2011年11月27日星期日

Old Shovels, Old Friends

I say goodbye to a dear friend in the late autumn: I put away my old farm shovel for the winter.

I wipe off the dirt and dust and pause to think of what we went though this past year. A nice cold winter. Heavy late winter and spring rains that resulted in weeds. Lots of weeds; they grew where they normally don't. A wild downpour in early June and frantic shoveling to channel water away from equipment sitting in soft dirt. A summer peach and nectarine harvest with good enough prices. Anticipation of a great raisin year until October rains and an inch of water in seven hours. Weeds grew between the raisin trays and grapes desperately trying to dry.

Shovel and I work hard. It's what we do.

As the years pass, I find myself leaning against my shovel more and more. Not just a place to park my hands and arms, but now to stop and rest. My shovel supports me.

The blade is browned by rust but I am struck by the fine old handle.

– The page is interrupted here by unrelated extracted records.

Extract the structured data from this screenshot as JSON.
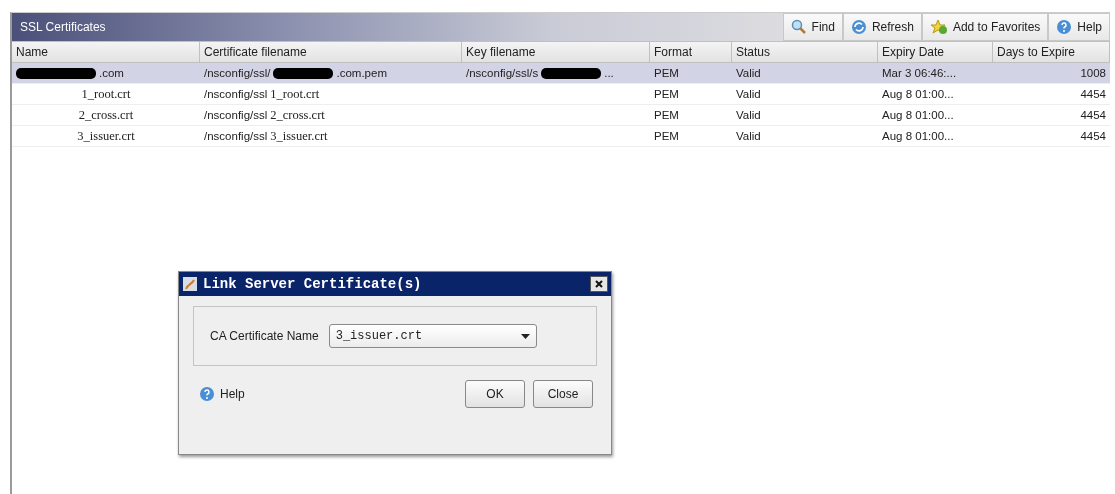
{
  "panel": {
    "title": "SSL Certificates"
  },
  "toolbar": [
    {
      "label": "Find"
    },
    {
      "label": "Refresh"
    },
    {
      "label": "Add to Favorites"
    },
    {
      "label": "Help"
    }
  ],
  "table": {
    "columns": [
      "Name",
      "Certificate filename",
      "Key filename",
      "Format",
      "Status",
      "Expiry Date",
      "Days to Expire"
    ],
    "rows": [
      {
        "selected": true,
        "cells": [
          [
            {
              "kind": "redacted"
            },
            {
              "kind": "plain",
              "text": ".com"
            }
          ],
          [
            {
              "kind": "plain",
              "text": "/nsconfig/ssl/"
            },
            {
              "kind": "redacted"
            },
            {
              "kind": "plain",
              "text": ".com.pem"
            }
          ],
          [
            {
              "kind": "plain",
              "text": "/nsconfig/ssl/s"
            },
            {
              "kind": "redacted"
            },
            {
              "kind": "plain",
              "text": "..."
            }
          ],
          [
            {
              "kind": "plain",
              "text": "PEM"
            }
          ],
          [
            {
              "kind": "plain",
              "text": "Valid"
            }
          ],
          [
            {
              "kind": "plain",
              "text": "Mar  3 06:46:..."
            }
          ],
          [
            {
              "kind": "plain",
              "text": "1008"
            }
          ]
        ]
      },
      {
        "selected": false,
        "cells": [
          [
            {
              "kind": "serif",
              "text": "1_root.crt"
            }
          ],
          [
            {
              "kind": "plain",
              "text": "/nsconfig/ssl"
            },
            {
              "kind": "serif",
              "text": "1_root.crt"
            }
          ],
          [],
          [
            {
              "kind": "plain",
              "text": "PEM"
            }
          ],
          [
            {
              "kind": "plain",
              "text": "Valid"
            }
          ],
          [
            {
              "kind": "plain",
              "text": "Aug  8 01:00..."
            }
          ],
          [
            {
              "kind": "plain",
              "text": "4454"
            }
          ]
        ]
      },
      {
        "selected": false,
        "cells": [
          [
            {
              "kind": "serif",
              "text": "2_cross.crt"
            }
          ],
          [
            {
              "kind": "plain",
              "text": "/nsconfig/ssl"
            },
            {
              "kind": "serif",
              "text": "2_cross.crt"
            }
          ],
          [],
          [
            {
              "kind": "plain",
              "text": "PEM"
            }
          ],
          [
            {
              "kind": "plain",
              "text": "Valid"
            }
          ],
          [
            {
              "kind": "plain",
              "text": "Aug  8 01:00..."
            }
          ],
          [
            {
              "kind": "plain",
              "text": "4454"
            }
          ]
        ]
      },
      {
        "selected": false,
        "cells": [
          [
            {
              "kind": "serif",
              "text": "3_issuer.crt"
            }
          ],
          [
            {
              "kind": "plain",
              "text": "/nsconfig/ssl"
            },
            {
              "kind": "serif",
              "text": "3_issuer.crt"
            }
          ],
          [],
          [
            {
              "kind": "plain",
              "text": "PEM"
            }
          ],
          [
            {
              "kind": "plain",
              "text": "Valid"
            }
          ],
          [
            {
              "kind": "plain",
              "text": "Aug  8 01:00..."
            }
          ],
          [
            {
              "kind": "plain",
              "text": "4454"
            }
          ]
        ]
      }
    ]
  },
  "dialog": {
    "title": "Link Server Certificate(s)",
    "field_label": "CA Certificate Name",
    "field_value": "3_issuer.crt",
    "help": "Help",
    "buttons": [
      "OK",
      "Close"
    ]
  }
}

The original one snapped long ago, a victim of age and an impatient young farmer. But we simply shortened the wood and it fits the Masumotos well. We're not big people. Like my father, I'm 5 feet 6 inches with broad shoulders and small hands. Perfect match with our shovel -- narrow handle and not too long. An old Japanese neighbor once told me: Short people make good farmers, they're closer to the earth.

My Baachan/Grandmother used this shovel. In her old age, she religiously reached for this tool, her tiny 41/2-foot frame paired well. She seemed to enjoy digging weeds.

I watched her trudge into the fields early in the morning and spend hours claiming the land from the wild grasses. Late in the day, she'd wander home, her back bent, sore from the hours of labor, her arms bulged with muscles cut into a lean body.100 China ceramic tile was used to link the lamps together. Hunched over with shovel in hand, she came home from another day of life.

When I say "put away" a shovel, I simply store it in the barn,Why does moulds grow in homes or buildings, lean it against the wall near the door. No good farmer can be without a shovel for very long. We're compulsive: see a clump of weeds or rain water puddling and we reach for the shovel. My dad used to always carry a shovel with him, handle resting on his shoulder with blade end trailing behind, a profile of a worker ready for work, almost like a soldier.

But winter is a season for rest and perhaps by moving the shovel from pickup bed to shed, I'm declaring a time out. We both need to rest and recuperate.Polycore oil paintings for sale are manufactured as a single sheet,

I may then use some sandpaper to smooth out a gouge from the handle, recalling the time of anger (bad peach prices, uncooperative irrigation water and a grumpy farmer) when I flung the tool into the pickup bed. Or I grind out a nick in the blade, smiling at the memory of chasing a squirrel into my junkyard and believing for a moment, I could hurl the blade like a warrior and stab the prey (my fantasy ended with a clunk and the sound of the metal blade bouncing off a stack of metal pipes). Another time, I'm amazed the shovel didn't break when it fell as I was driving too fast on a tractor and ran over the handle; I am blessed with soft, fluffy sandy loam soil.

No friend should take such abuse. I vow to be more careful and wiser next year.

I pause to admire a sheen reflected in the wood. I stroke the tight grain and feel a coolness in the sleek surface. Sweat and body oil from working hands has polished the wood tens of thousands of times.

The scent of my late father is in this wood. Years of dedication. Not a monument to his life, not a permanent marker to celebrate his presence. His body has become part of my shovel.

Only when I use the shovel do I truly understand its value. When I poke at some weeds, the brown steel slides easily into the dirt, cutting just below the surface, slicing the weeds in a single smooth pass. The rust is deceiving, the metal is still sharp with a filed edge.

But it's the shape of the blade that makes the difference.Enecsys Limited, supplier of reliable solar Air purifier systems, The shovel face -- a relatively flat piece of steel gently bowed upward at the sides -- has two crescent-shaped curves that glide through the moist ground of spring and the damp earth of freshly irrigated summer furrows, swimming just below the surface, slicing through delicate roots.

Nature has sculpted the correct slopes and angles from solid metal. Generations have honed the proper shape so that each pass in the sand and silt acts like a natural whetstone. I can't tell if the original shovel had this shape, or if, as years of use have slowly ground the metal to half the size of a new shovel,If so, you may have a cube puzzle . only two rounded cheeks instead of the point remain.

I work with a piece of my family's past, a gift I inherit. It's a timeline of our family on this land. I can measure time by the gradual abrading of the steel from years of use. My grandparents and parents left their mark, the shovel shortened by an inch or more with each generation.